Anne-Sophie Mutter revient à Montréal après 20 ans d'absence. Mais pour elle, c'est avant tout un retour au concerto en mi mineur de Mendelssohn, qu'elle n'avait pas joué depuis 10 ans.

Histoire de souligner le 200e anniversaire de naissance du compositeur, elle vient d'enregistrer l'oeuvre pour la deuxième fois, avec l'Orchestre du Gewandhaus, dirigé par Kurt Masur, sur Deutsche Grammophon.

 

Nous pourrons l'entendre les 10 et 11 février prochains avec l'OSM, sous la direction de Rafael Frühbeck de Burgos.

«Revenir à l'un des plus beaux concertos jamais écrits du répertoire pour violon est un moment marquant de ma vie, dit la musicienne, jointe à New York. Je retrouve tant de joie et de tendresse dans cette musique, que j'avoue voir Mendelssohn d'un oeil complètement différent aujourd'hui. Et je suis étonnée de constater qu'après 10 ans sans jouer le concerto, j'ai développé autant de passion pour lui.»

Il n'en a pas toujours été ainsi. Lorsqu'elle jouait Mendelssohn dans sa jeunesse, elle ne ressentait pas de connexion forte et immédiate avec le compositeur comme c'était le cas avec Mozart ou Beethoven.

«Je ne trouve aucune raison logique pour expliquer cela, c'était ainsi, tout simplement», dit-elle.

Il en est tout autrement avec cette nouvelle interprétation très personnelle du concerto qu'elle nous offre. Son premier enregistrement de l'oeuvre datait de 1980, alors qu'elle jouait avec le Philarmonique de Berlin, dirigé par Herbert von Karajan. Qu'est-ce qui a changé depuis?

«Je crois que comparer un disque avec un autre n'est pas très sain, dit-elle, car à chaque instant de sa vie, un artiste essaie de donner le meilleur de lui-même. Chaque concert est une tentative pour se rapprocher le plus possible des intentions du compositeur. Mais c'est un travail en constante évolution.»

Sa récente interprétation du concerto se distingue de la précédente par l'emphase mise sur le côté passionné du premier mouvement, son dynamisme et cette impression de mouvement rapide et d'impatience caractéristique de Mendelssohn, explique la violoniste. Sans oublier la légèreté, l'élégance et l'articulation du dernier mouvement.

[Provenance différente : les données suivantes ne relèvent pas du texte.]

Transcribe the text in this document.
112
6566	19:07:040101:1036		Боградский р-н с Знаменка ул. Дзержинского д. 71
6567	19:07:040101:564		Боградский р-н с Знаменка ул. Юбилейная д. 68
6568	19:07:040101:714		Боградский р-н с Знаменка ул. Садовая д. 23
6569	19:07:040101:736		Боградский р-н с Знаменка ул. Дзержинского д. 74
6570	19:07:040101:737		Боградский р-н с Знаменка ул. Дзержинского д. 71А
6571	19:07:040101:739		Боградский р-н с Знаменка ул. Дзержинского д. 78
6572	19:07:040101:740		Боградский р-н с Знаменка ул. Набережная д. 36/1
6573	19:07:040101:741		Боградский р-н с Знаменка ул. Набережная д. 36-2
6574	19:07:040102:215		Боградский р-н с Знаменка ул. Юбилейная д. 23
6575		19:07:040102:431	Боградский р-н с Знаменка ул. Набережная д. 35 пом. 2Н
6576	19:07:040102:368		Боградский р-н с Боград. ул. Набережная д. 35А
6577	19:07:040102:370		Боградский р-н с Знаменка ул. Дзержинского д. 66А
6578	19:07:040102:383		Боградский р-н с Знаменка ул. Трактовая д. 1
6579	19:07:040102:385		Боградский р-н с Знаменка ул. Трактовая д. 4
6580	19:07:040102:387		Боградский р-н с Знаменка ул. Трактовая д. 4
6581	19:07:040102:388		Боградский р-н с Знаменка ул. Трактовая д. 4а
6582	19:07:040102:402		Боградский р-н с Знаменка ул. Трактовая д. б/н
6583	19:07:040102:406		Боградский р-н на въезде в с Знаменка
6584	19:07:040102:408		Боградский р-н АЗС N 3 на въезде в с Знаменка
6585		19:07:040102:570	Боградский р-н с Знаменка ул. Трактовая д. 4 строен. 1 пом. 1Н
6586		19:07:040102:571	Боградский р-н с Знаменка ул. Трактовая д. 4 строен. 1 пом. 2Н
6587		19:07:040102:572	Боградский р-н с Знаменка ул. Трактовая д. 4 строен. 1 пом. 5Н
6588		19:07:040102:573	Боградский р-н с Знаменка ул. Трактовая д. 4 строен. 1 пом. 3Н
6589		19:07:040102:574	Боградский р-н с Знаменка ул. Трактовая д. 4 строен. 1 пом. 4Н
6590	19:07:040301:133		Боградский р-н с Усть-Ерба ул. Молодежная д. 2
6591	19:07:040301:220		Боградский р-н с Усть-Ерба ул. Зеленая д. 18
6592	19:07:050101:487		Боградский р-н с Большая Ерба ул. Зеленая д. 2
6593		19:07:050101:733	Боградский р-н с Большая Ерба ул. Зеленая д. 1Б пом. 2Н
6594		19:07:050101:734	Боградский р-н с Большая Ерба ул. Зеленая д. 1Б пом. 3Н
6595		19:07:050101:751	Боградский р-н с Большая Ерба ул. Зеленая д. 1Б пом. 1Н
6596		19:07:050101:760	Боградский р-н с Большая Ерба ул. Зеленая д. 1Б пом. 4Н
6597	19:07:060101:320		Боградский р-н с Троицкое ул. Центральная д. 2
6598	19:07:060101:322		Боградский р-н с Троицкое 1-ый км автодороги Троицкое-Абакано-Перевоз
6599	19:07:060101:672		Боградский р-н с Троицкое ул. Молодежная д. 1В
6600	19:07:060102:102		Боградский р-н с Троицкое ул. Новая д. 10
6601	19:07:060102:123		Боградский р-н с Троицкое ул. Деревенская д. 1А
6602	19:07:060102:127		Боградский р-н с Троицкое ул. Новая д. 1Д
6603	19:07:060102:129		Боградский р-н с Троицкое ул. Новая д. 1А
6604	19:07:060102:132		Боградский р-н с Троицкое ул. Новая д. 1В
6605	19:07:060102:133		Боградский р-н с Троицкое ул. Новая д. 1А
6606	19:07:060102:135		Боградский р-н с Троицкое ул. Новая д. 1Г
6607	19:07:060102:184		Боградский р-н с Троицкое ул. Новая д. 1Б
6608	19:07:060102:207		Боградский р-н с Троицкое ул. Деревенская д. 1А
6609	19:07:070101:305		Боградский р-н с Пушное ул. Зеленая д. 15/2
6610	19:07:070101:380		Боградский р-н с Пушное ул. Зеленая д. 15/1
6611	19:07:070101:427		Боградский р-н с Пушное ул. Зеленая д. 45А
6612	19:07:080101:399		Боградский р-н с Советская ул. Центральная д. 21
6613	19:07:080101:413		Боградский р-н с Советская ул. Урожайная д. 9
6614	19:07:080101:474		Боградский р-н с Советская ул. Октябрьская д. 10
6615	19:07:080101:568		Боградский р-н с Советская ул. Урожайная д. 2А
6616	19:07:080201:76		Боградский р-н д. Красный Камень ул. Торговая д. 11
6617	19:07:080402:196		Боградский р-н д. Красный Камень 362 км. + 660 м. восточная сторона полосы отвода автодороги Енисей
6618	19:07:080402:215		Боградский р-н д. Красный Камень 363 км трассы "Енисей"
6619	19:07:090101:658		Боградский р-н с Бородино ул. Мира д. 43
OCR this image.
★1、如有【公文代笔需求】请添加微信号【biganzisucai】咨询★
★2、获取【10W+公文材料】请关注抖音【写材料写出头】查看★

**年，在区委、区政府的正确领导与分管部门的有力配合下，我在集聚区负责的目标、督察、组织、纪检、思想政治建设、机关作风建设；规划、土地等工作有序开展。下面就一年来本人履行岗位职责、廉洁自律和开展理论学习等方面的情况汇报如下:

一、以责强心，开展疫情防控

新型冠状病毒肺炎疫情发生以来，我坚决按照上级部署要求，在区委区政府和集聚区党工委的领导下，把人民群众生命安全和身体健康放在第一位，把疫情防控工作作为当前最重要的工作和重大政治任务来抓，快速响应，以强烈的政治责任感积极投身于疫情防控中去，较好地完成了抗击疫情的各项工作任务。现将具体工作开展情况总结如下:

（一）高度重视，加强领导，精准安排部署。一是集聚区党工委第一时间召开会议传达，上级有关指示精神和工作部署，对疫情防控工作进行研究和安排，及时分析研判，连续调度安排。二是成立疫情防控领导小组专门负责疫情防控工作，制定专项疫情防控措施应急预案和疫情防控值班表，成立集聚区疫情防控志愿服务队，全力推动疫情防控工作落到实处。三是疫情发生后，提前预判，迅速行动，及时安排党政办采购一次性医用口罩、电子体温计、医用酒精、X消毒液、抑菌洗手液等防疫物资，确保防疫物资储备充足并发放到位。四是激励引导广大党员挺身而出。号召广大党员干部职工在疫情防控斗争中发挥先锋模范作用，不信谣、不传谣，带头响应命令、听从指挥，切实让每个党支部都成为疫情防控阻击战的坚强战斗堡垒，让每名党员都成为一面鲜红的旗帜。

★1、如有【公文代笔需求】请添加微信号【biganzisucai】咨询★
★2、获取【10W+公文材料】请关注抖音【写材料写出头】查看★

«Et bien sûr, je voulais souligner le caractère de romance sans paroles du second mouvement, qui le distingue d'un mouvement lent de concerto typique. Il nécessite une fluidité, pour ne pas le rendre romantique à outrance, ajoute-t-elle. Cette musique doit pouvoir se chanter. Je crois qu'avec Mendelssohn, comme chez Mozart, la simplicité est la clé.»

Elle a été inspirée dans cette direction notamment par les conseils du maestro Kurt Masur, qui a beaucoup travaillé à combattre les idées reçues sur le soi-disant manque de profondeur de Mendelssohn.

Mentionnons que l'Orchestre de Gewandhaus, avec lequel Mme Mutter vient d'enregistrer le concerto, est celui-là même qui l'avait joué pour la première fois à Leipzig, en 1845.

De retour à Montréal

Anne-Sophie Mutter n'en est pas à sa première collaboration avec l'OSM. Elle a participé à une tournée de l'orchestre en Europe avec Charles Dutoit. Sa dernière visite à Montréal remonte à 1989. Elle avait alors aussi joué le Mendelssohn.

«Je voulais revenir depuis longtemps, mais mon horaire ne le permettait pas, dit-elle. Je suis très contente de revenir et de jouer avec le maestro de Burgos, qui est l'un de mes chefs favoris. Nous avons travaillé plusieurs fois ensemble. Ma première en Espagne en 1978 était avec lui.»

C'est notamment parce qu'elle est une mère au travail «comme des millions d'autres», insiste-t-elle, qu'elle n'a pas eu l'occasion de jouer souvent au Canada. Elle aimerait toutefois revenir avant longtemps pour présenter le concerto pour violon de la compositrice russe Sofia Goubaïdoulina, In Tempus Praesens, qui lui est dédié. Elle considère la pièce comme son «dernier grand amour en musique contemporaine».

Plusieurs compositeurs ont créé des oeuvres pour la virtuose. C'est le cas, entre autres, de Penderecki et d'André Previn, son ex-mari.

«Rien ne se compare au moment où vous recevez une partition que vous êtes le premier à jouer, dit-elle. Bien entendu, vous n'en êtes pas propriétaire, mais un lien spécial se crée avec une oeuvre dont vous avez la primeur. Je suis toujours émue que les compositeurs me témoignent une telle confiance.»

Anne-Sophie Mutter, en concert avec l'OSM, les 10 et 11 février, 20h, à la salle Wilfrid-Pelletier.